Ideas: Christmas or history out of its hinges

If we except the consumerist diversion of the party, Christmas is a precious gift to the human adventure: celebration of childhood, dazzling in front of the fragile, confusing life, bearer of new beginnings and dreams that bring life. And who still listens, if only inadvertently, to her gospel voice which brought her into the world, can also detect traces of a scouring memory, capable of purifying and to revive existence whether it is stuck in the superfluous, puffed up with chimeras, overwhelmed with helplessness, anguish or suffering, or even subjected to powers as destructive as they are bewitching. Certainly, it has undoubtedly become for a large number – diverted from the religious as from an oppressive matrix or from a useless old age – inaudible, if not insignificant. What could tell us actual or vital from such stories from another age, we say to ourselves? Perhaps the unexpected …

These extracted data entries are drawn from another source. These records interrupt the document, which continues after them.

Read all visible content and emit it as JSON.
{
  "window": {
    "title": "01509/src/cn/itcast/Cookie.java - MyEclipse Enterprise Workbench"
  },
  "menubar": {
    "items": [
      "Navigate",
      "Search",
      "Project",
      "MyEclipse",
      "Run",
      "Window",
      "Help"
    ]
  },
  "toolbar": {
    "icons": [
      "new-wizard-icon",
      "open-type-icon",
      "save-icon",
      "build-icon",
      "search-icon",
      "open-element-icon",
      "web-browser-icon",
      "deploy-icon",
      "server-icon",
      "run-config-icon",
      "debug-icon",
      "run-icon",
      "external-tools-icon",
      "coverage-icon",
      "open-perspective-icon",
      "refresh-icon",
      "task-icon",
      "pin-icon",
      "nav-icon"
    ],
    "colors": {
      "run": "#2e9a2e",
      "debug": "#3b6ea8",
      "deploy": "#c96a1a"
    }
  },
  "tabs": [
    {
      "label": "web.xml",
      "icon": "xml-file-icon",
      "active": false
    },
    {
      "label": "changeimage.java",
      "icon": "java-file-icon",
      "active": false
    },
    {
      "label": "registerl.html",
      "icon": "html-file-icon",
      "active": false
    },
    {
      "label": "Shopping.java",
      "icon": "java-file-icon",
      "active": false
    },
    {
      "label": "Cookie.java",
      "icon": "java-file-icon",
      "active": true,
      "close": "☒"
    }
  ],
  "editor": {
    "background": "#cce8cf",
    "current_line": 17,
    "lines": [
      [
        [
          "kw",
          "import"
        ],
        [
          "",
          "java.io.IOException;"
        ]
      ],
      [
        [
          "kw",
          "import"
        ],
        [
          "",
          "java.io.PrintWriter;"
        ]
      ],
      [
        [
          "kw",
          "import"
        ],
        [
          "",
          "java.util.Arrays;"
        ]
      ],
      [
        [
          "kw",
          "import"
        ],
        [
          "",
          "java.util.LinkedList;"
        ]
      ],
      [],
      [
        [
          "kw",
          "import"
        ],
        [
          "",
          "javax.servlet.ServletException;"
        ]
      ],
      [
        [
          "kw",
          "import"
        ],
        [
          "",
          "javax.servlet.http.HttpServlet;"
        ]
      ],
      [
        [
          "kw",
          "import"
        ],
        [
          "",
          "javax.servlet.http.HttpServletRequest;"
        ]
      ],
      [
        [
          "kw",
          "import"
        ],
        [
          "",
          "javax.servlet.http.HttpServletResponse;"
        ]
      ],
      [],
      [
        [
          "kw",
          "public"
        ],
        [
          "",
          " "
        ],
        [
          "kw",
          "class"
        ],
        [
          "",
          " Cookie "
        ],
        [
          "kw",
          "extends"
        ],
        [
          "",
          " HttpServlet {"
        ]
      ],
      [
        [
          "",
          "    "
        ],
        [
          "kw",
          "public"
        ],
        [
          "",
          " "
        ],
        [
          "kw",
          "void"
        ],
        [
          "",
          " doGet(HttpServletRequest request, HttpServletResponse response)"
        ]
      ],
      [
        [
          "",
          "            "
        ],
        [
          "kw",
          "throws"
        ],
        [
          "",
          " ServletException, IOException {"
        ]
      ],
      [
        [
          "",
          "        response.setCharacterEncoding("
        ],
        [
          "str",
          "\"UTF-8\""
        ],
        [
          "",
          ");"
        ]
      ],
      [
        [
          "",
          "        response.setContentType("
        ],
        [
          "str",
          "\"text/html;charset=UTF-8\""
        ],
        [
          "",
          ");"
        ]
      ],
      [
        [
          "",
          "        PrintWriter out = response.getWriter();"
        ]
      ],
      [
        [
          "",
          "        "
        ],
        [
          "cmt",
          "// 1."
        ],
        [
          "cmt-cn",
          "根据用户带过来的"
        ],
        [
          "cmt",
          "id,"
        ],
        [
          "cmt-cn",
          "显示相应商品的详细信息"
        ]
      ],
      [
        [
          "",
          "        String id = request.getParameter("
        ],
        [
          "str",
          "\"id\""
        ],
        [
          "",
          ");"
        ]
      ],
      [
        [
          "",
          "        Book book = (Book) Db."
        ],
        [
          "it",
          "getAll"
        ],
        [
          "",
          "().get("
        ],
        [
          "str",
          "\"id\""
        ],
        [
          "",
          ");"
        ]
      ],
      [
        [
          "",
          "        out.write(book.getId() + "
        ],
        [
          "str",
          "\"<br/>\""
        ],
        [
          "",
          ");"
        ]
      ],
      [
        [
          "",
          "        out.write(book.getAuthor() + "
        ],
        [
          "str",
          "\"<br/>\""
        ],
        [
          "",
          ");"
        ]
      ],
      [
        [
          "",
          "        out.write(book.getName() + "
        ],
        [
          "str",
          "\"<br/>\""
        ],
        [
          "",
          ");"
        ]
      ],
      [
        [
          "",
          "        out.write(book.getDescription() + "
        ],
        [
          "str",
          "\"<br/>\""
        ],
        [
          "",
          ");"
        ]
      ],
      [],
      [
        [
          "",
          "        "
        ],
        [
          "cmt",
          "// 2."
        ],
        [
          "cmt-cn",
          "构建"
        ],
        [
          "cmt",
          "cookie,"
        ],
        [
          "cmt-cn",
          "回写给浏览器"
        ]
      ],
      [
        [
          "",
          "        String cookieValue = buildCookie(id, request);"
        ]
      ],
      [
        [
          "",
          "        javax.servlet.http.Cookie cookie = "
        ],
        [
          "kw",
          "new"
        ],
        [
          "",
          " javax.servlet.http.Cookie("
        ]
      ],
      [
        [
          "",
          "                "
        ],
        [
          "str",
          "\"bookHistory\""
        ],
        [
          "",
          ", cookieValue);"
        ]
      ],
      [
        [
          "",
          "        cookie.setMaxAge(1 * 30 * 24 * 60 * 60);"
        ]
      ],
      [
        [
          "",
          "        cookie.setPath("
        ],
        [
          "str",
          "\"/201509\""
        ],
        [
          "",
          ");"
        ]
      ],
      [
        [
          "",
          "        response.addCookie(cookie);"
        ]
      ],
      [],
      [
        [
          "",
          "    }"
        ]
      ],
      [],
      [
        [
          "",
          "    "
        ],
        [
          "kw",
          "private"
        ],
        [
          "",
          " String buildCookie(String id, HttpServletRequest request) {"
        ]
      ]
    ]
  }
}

It would not be nothing in a society which, after having made a blind cult to Progress and having observed the devastation it has produced, is tempted to turn to another idol: Fatality. She no longer promises anything, but orders to act as if nothing had happened, business as usual or barely, with a touch of green – otherwise the coming collapse would be immediate. Like those who, cynical, carefree or doped by their wealth and their power, feast in the middle of ruins, and admire the Earth from the top of space, like strangers, a glass of champagne in the hand, in him raising a toast: “After us the flood”.

Hope for the desperate

Christmas, Children’s Day, really? While our governments sell off the future of our children by procrastinating, out of cowardice or conformism, on the measures to be taken, instead of acting with courage, here and now. Yes, if we listen to the story that was first told in Palestine – not as believers, but simply as beings of desire who draw on myths, poetry and the flip side of things, reasons for living and for to hope. We would then realize that the Christmas star has never been extinguished, but still shines in the dark nights of the world, like a joyous madness, setting in motion, as in year 1, the invisible ones of society, as were the shepherds then and still are the poor and the angels. An unalterable stream of joy springs from suffering, war, abandonment, reproach and aversion, against all hope, like the power of fragility.

The cries of Rachel mourning the death of their children (Matthew 2, 18) are never far from the feast; to the gold, the frankincense, the myrrh offered by the Magi to the child-God echoes the cross of the condemned. Christmas is one step away from the Passion. The crib, from the gallows. Same Good News to the crushed and defiled of the world. The one whom the powerful had believed to muzzle for eternity, but who unwittingly forced the door to hell to say that there is indeed life before death, could only be born on the roads, as one without -logis or a refugee, to the songs of a cloud of angels, like a flayed choir, offending the delicate ears of well-born and well-meaning people, but intriguing the scum, suddenly awakened to his desire to live , withered by the harshness and violence of time. It is the stubborn hope of the dawn, lifting the prostrate, supporting their limping march and their relentless fight, giving the cries of the poor and of the Earth the weight of infinite justice.

Christmas, against all odds, remembers the impossible arising from the implacable reality, dislodging its hinges, oozing meaning into the apparent absurd, distressing the Herods of all times at the idea that history escapes them. , that their triumphal procession, crushing the loosers on its way, come stumble upon the incredible, contesting their diktat which grants them the feast and the multitude the crumbs. A firm no to humiliation, a resounding yes to a dignified life. What may be different, says God.

Christmas is birth which braves decay and overthrows the petrified, it is the child who strips the emperor by his subversive innocence. It is the fragility of life that reveals the essential, without worrying about the laughter of the haves and the sated, who prefer to crawl in front of the realism of the State – this “good conscience of the bastards”, said Bernanos – and close their eyes in the face of the urgency of time. This is because they know very well that a world delivered from the profit which ravages the earth, from the power which crushes, from the comfort which puts to sleep, from the hatred of the living, is a world which is violently hostile to them, whose birth makes shudder because it announces the end of what their existence was built on. Yes, Christmas is the feast of childhood: promise and judgment, depending on whether one is on the side of life or on the side of death. He is like a fire smoldering under ashes, a spark is enough to ignite him. “And how I would like it to burn already” (Luke, 12:49), said the one who was born that night. Merry Christmas.